TRIBUN-MEDAN.COM - Keinginan Lembaga Pengawas dan Pengawal Penegakan Hukum Indonesia (LP3HI) untuk membebaskan dua artis yakni Cut Tari dan Luna Maya dari status tersangka video porno ternyata tak kesampaian.
LP3HI mengajukan permohonan praperadilan untuk merehabilitasi dan mencabut status tersangka yang disandang oleh Cut Tari dan Luna Maya.
"Permohonan kepada Pengadilan Negeri Jakarta Selatan untuk memutus memerintahkan para termohon (Kapolri dan Jaksa Agung) untuk merehabilitasi nama baik Cut Tari Aminah Anasya binti Joeransyah M dan Luna Maya Sugeng," demikian bunyi salah satu permohonan itu.
"Kemudian, memerintahkan kepada termohon satu untuk memberitahukan penghentian penyidikan terhadap Cut Tari dan Luna Maya kepada penuntut umum yaitu termohon dua," ungkap Humas Pengadilan Negeri Jakarta Selatan, Achmad Guntur.
Status penetapan tersangka atas Luna Maya dan Cut Tari terjadi pada 9 Juli 2010. Keduanya dikenakan pasal 282 KUHP dengan ancaman pidana 1 tahun 6 bulan.
Kurniawan Adi Nugroho, Wakil Ketua LP3HI mengatakan bahwa publik merasa kasihan dan kesal kepada pihak kepolisian, karena sudah lebih dari lima tahun kasus video porno Ariel 'Noah' bergulir, tidak ada penghentian kasus dan pelepasan status tersangka kepada Luna Maya dan Cut Tari.
"Kepentingan kami ini perkara sudah cukup lama. Kalau memang tidak cukup bukti untuk memidanakan Luna dan Cut Tari, harus di hentikan. Itu alasan kami mengapa mengajukan praperadilan," kata Kurniwan Adi Nugroho sebelum persidangan.
Kurniawan mengatakan bahwa berdasarkan pasal 76 KUHP, berkas sudah mulai dihentikan jika sudah enam tahun tidak ada proses hukumnya.
"Artinya sampai 2016 sudah kadaluarsa. Artinya ini sudah wajarnya untuk dihentikan," ucapnya.
Mengenai praperadilan ini, Kurniawan menegaskan tidak melakukan koordinasi atau meminta izin kepada Luna Maya danCut Tari.

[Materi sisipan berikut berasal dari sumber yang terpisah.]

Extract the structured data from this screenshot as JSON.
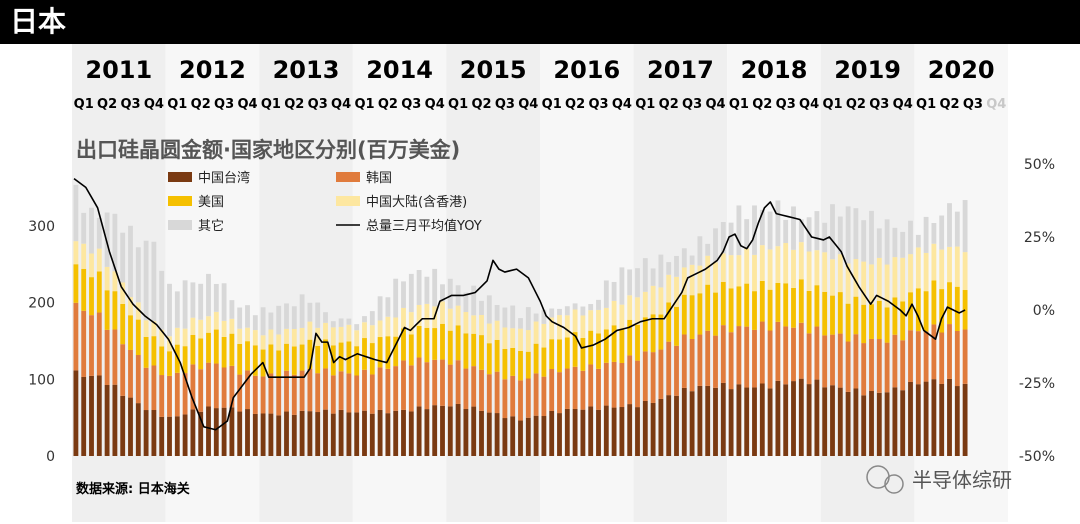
{
  "header": {
    "title": "日本"
  },
  "chart_data": {
    "type": "bar",
    "stacked": true,
    "title": "出口硅晶圆金额·国家地区分别(百万美金)",
    "years": [
      "2011",
      "2012",
      "2013",
      "2014",
      "2015",
      "2016",
      "2017",
      "2018",
      "2019",
      "2020"
    ],
    "quarters": [
      "Q1",
      "Q2",
      "Q3",
      "Q4"
    ],
    "future_quarter_label": "Q4",
    "left_axis": {
      "ylim": [
        0,
        350
      ],
      "ticks": [
        "0",
        "100",
        "200",
        "300"
      ]
    },
    "right_axis": {
      "ylim": [
        -50,
        50
      ],
      "ticks": [
        "-50%",
        "-25%",
        "0%",
        "25%",
        "50%"
      ]
    },
    "legend": [
      {
        "key": "taiwan",
        "label": "中国台湾",
        "color": "#7a3a12"
      },
      {
        "key": "korea",
        "label": "韩国",
        "color": "#e07b3c"
      },
      {
        "key": "usa",
        "label": "美国",
        "color": "#f5c000"
      },
      {
        "key": "mainland",
        "label": "中国大陆(含香港)",
        "color": "#fde7a0"
      },
      {
        "key": "other",
        "label": "其它",
        "color": "#d8d8d8"
      },
      {
        "key": "yoy",
        "label": "总量三月平均值YOY",
        "color": "#000000"
      }
    ],
    "anchors": {
      "total": [
        [
          0,
          340
        ],
        [
          2,
          320
        ],
        [
          4,
          330
        ],
        [
          6,
          310
        ],
        [
          8,
          280
        ],
        [
          10,
          270
        ],
        [
          12,
          210
        ],
        [
          15,
          225
        ],
        [
          18,
          240
        ],
        [
          21,
          200
        ],
        [
          24,
          185
        ],
        [
          27,
          190
        ],
        [
          30,
          205
        ],
        [
          33,
          185
        ],
        [
          36,
          170
        ],
        [
          39,
          200
        ],
        [
          42,
          225
        ],
        [
          45,
          240
        ],
        [
          48,
          235
        ],
        [
          51,
          220
        ],
        [
          54,
          195
        ],
        [
          57,
          180
        ],
        [
          60,
          190
        ],
        [
          63,
          195
        ],
        [
          66,
          200
        ],
        [
          69,
          230
        ],
        [
          72,
          240
        ],
        [
          75,
          255
        ],
        [
          78,
          275
        ],
        [
          81,
          290
        ],
        [
          84,
          305
        ],
        [
          87,
          310
        ],
        [
          90,
          325
        ],
        [
          93,
          325
        ],
        [
          96,
          320
        ],
        [
          99,
          315
        ],
        [
          102,
          300
        ],
        [
          105,
          300
        ],
        [
          108,
          310
        ],
        [
          111,
          320
        ],
        [
          113,
          325
        ],
        [
          114,
          315
        ]
      ],
      "taiwan": [
        [
          0,
          110
        ],
        [
          3,
          100
        ],
        [
          6,
          78
        ],
        [
          9,
          62
        ],
        [
          12,
          52
        ],
        [
          15,
          60
        ],
        [
          18,
          62
        ],
        [
          21,
          58
        ],
        [
          24,
          55
        ],
        [
          27,
          58
        ],
        [
          30,
          60
        ],
        [
          33,
          56
        ],
        [
          36,
          55
        ],
        [
          39,
          58
        ],
        [
          42,
          62
        ],
        [
          45,
          65
        ],
        [
          48,
          64
        ],
        [
          51,
          60
        ],
        [
          54,
          55
        ],
        [
          57,
          50
        ],
        [
          60,
          55
        ],
        [
          63,
          58
        ],
        [
          66,
          60
        ],
        [
          69,
          65
        ],
        [
          72,
          70
        ],
        [
          75,
          75
        ],
        [
          78,
          82
        ],
        [
          81,
          88
        ],
        [
          84,
          93
        ],
        [
          87,
          95
        ],
        [
          90,
          95
        ],
        [
          93,
          95
        ],
        [
          96,
          90
        ],
        [
          99,
          88
        ],
        [
          102,
          86
        ],
        [
          105,
          87
        ],
        [
          108,
          92
        ],
        [
          111,
          95
        ],
        [
          114,
          95
        ]
      ],
      "korea": [
        [
          0,
          85
        ],
        [
          3,
          80
        ],
        [
          6,
          70
        ],
        [
          9,
          58
        ],
        [
          12,
          52
        ],
        [
          15,
          55
        ],
        [
          18,
          58
        ],
        [
          21,
          52
        ],
        [
          24,
          50
        ],
        [
          27,
          50
        ],
        [
          30,
          52
        ],
        [
          33,
          52
        ],
        [
          36,
          52
        ],
        [
          39,
          55
        ],
        [
          42,
          60
        ],
        [
          45,
          60
        ],
        [
          48,
          58
        ],
        [
          51,
          55
        ],
        [
          54,
          52
        ],
        [
          57,
          50
        ],
        [
          60,
          52
        ],
        [
          63,
          55
        ],
        [
          66,
          55
        ],
        [
          69,
          58
        ],
        [
          72,
          60
        ],
        [
          75,
          65
        ],
        [
          78,
          70
        ],
        [
          81,
          72
        ],
        [
          84,
          75
        ],
        [
          87,
          75
        ],
        [
          90,
          75
        ],
        [
          93,
          72
        ],
        [
          96,
          70
        ],
        [
          99,
          68
        ],
        [
          102,
          66
        ],
        [
          105,
          65
        ],
        [
          108,
          70
        ],
        [
          111,
          72
        ],
        [
          114,
          72
        ]
      ],
      "usa": [
        [
          0,
          55
        ],
        [
          3,
          52
        ],
        [
          6,
          48
        ],
        [
          9,
          40
        ],
        [
          12,
          35
        ],
        [
          15,
          40
        ],
        [
          18,
          42
        ],
        [
          21,
          38
        ],
        [
          24,
          36
        ],
        [
          27,
          37
        ],
        [
          30,
          38
        ],
        [
          33,
          38
        ],
        [
          36,
          38
        ],
        [
          39,
          40
        ],
        [
          42,
          42
        ],
        [
          45,
          45
        ],
        [
          48,
          45
        ],
        [
          51,
          42
        ],
        [
          54,
          40
        ],
        [
          57,
          38
        ],
        [
          60,
          40
        ],
        [
          63,
          42
        ],
        [
          66,
          42
        ],
        [
          69,
          45
        ],
        [
          72,
          48
        ],
        [
          75,
          50
        ],
        [
          78,
          52
        ],
        [
          81,
          55
        ],
        [
          84,
          55
        ],
        [
          87,
          55
        ],
        [
          90,
          55
        ],
        [
          93,
          54
        ],
        [
          96,
          52
        ],
        [
          99,
          50
        ],
        [
          102,
          50
        ],
        [
          105,
          50
        ],
        [
          108,
          52
        ],
        [
          111,
          54
        ],
        [
          114,
          54
        ]
      ],
      "mainland": [
        [
          0,
          30
        ],
        [
          3,
          30
        ],
        [
          6,
          28
        ],
        [
          9,
          22
        ],
        [
          12,
          20
        ],
        [
          15,
          22
        ],
        [
          18,
          22
        ],
        [
          21,
          20
        ],
        [
          24,
          20
        ],
        [
          27,
          20
        ],
        [
          30,
          22
        ],
        [
          33,
          22
        ],
        [
          36,
          22
        ],
        [
          39,
          24
        ],
        [
          42,
          26
        ],
        [
          45,
          28
        ],
        [
          48,
          28
        ],
        [
          51,
          27
        ],
        [
          54,
          27
        ],
        [
          57,
          27
        ],
        [
          60,
          28
        ],
        [
          63,
          30
        ],
        [
          66,
          30
        ],
        [
          69,
          32
        ],
        [
          72,
          33
        ],
        [
          75,
          34
        ],
        [
          78,
          38
        ],
        [
          81,
          40
        ],
        [
          84,
          42
        ],
        [
          87,
          45
        ],
        [
          90,
          48
        ],
        [
          93,
          50
        ],
        [
          96,
          52
        ],
        [
          99,
          52
        ],
        [
          102,
          52
        ],
        [
          105,
          52
        ],
        [
          108,
          52
        ],
        [
          111,
          52
        ],
        [
          114,
          52
        ]
      ],
      "yoy": [
        [
          0,
          45
        ],
        [
          2,
          42
        ],
        [
          4,
          35
        ],
        [
          6,
          20
        ],
        [
          8,
          8
        ],
        [
          10,
          2
        ],
        [
          12,
          -2
        ],
        [
          14,
          -5
        ],
        [
          16,
          -10
        ],
        [
          18,
          -18
        ],
        [
          20,
          -30
        ],
        [
          22,
          -40
        ],
        [
          24,
          -41
        ],
        [
          26,
          -38
        ],
        [
          27,
          -30
        ],
        [
          30,
          -22
        ],
        [
          32,
          -18
        ],
        [
          33,
          -23
        ],
        [
          36,
          -23
        ],
        [
          39,
          -23
        ],
        [
          40,
          -20
        ],
        [
          41,
          -8
        ],
        [
          42,
          -11
        ],
        [
          43,
          -11
        ],
        [
          44,
          -18
        ],
        [
          45,
          -16
        ],
        [
          46,
          -17
        ],
        [
          48,
          -15
        ],
        [
          51,
          -17
        ],
        [
          53,
          -18
        ],
        [
          55,
          -10
        ],
        [
          56,
          -6
        ],
        [
          57,
          -7
        ],
        [
          59,
          -3
        ],
        [
          61,
          -3
        ],
        [
          62,
          3
        ],
        [
          64,
          5
        ],
        [
          66,
          5
        ],
        [
          68,
          6
        ],
        [
          70,
          10
        ],
        [
          71,
          17
        ],
        [
          72,
          14
        ],
        [
          73,
          13
        ],
        [
          75,
          14
        ],
        [
          77,
          11
        ],
        [
          79,
          3
        ],
        [
          80,
          -2
        ],
        [
          81,
          -4
        ],
        [
          83,
          -6
        ],
        [
          85,
          -9
        ],
        [
          86,
          -13
        ],
        [
          88,
          -12
        ],
        [
          90,
          -10
        ],
        [
          92,
          -7
        ],
        [
          94,
          -6
        ],
        [
          96,
          -4
        ],
        [
          98,
          -3
        ],
        [
          100,
          -3
        ],
        [
          101,
          0
        ],
        [
          103,
          6
        ],
        [
          104,
          11
        ],
        [
          106,
          13
        ],
        [
          107,
          14
        ],
        [
          109,
          17
        ],
        [
          110,
          20
        ],
        [
          111,
          25
        ],
        [
          112,
          26
        ],
        [
          113,
          22
        ],
        [
          114,
          21
        ],
        [
          115,
          24
        ],
        [
          116,
          30
        ],
        [
          117,
          35
        ],
        [
          118,
          37
        ],
        [
          119,
          33
        ],
        [
          121,
          32
        ],
        [
          123,
          31
        ],
        [
          125,
          25
        ],
        [
          127,
          24
        ],
        [
          128,
          25
        ],
        [
          130,
          20
        ],
        [
          131,
          15
        ],
        [
          133,
          8
        ],
        [
          135,
          2
        ],
        [
          136,
          5
        ],
        [
          138,
          3
        ],
        [
          140,
          0
        ],
        [
          141,
          -2
        ],
        [
          142,
          2
        ],
        [
          143,
          -2
        ],
        [
          144,
          -7
        ],
        [
          146,
          -10
        ],
        [
          147,
          -3
        ],
        [
          148,
          1
        ],
        [
          150,
          -1
        ],
        [
          151,
          0
        ]
      ]
    },
    "yoy_months": 152,
    "bar_months": 115,
    "source": "数据来源: 日本海关",
    "watermark": "半导体综研"
  }
}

Untuk melakukan praperadilan, Kurniawan mengatakan bahwa itu adalah inisiatif pihaknya yang peduli terhadap kasus hukum Luna dan Tari.
"Dari mengajukan (praperadilan) sampai hari ini, tidak ada komunikasi apapun dari Luna Maya maupun Cut Tari," ungkapnya.
Wakil Ketua Lembaga Pengawasan dan Pengawalan Penegakan Hukum Indonesia (LP3HI), Kurniawan Adi Nugroho mengatakan yakin praperadilan kasus video porno yang melibatkan artis Luna Maya dan Cut Tari akan dikabulkan hakim di Pengadilan Negeri Jakarta Selatan, Selasa (7/8/2018).(KOMPAS.com/DAVID OLIVER PURBA)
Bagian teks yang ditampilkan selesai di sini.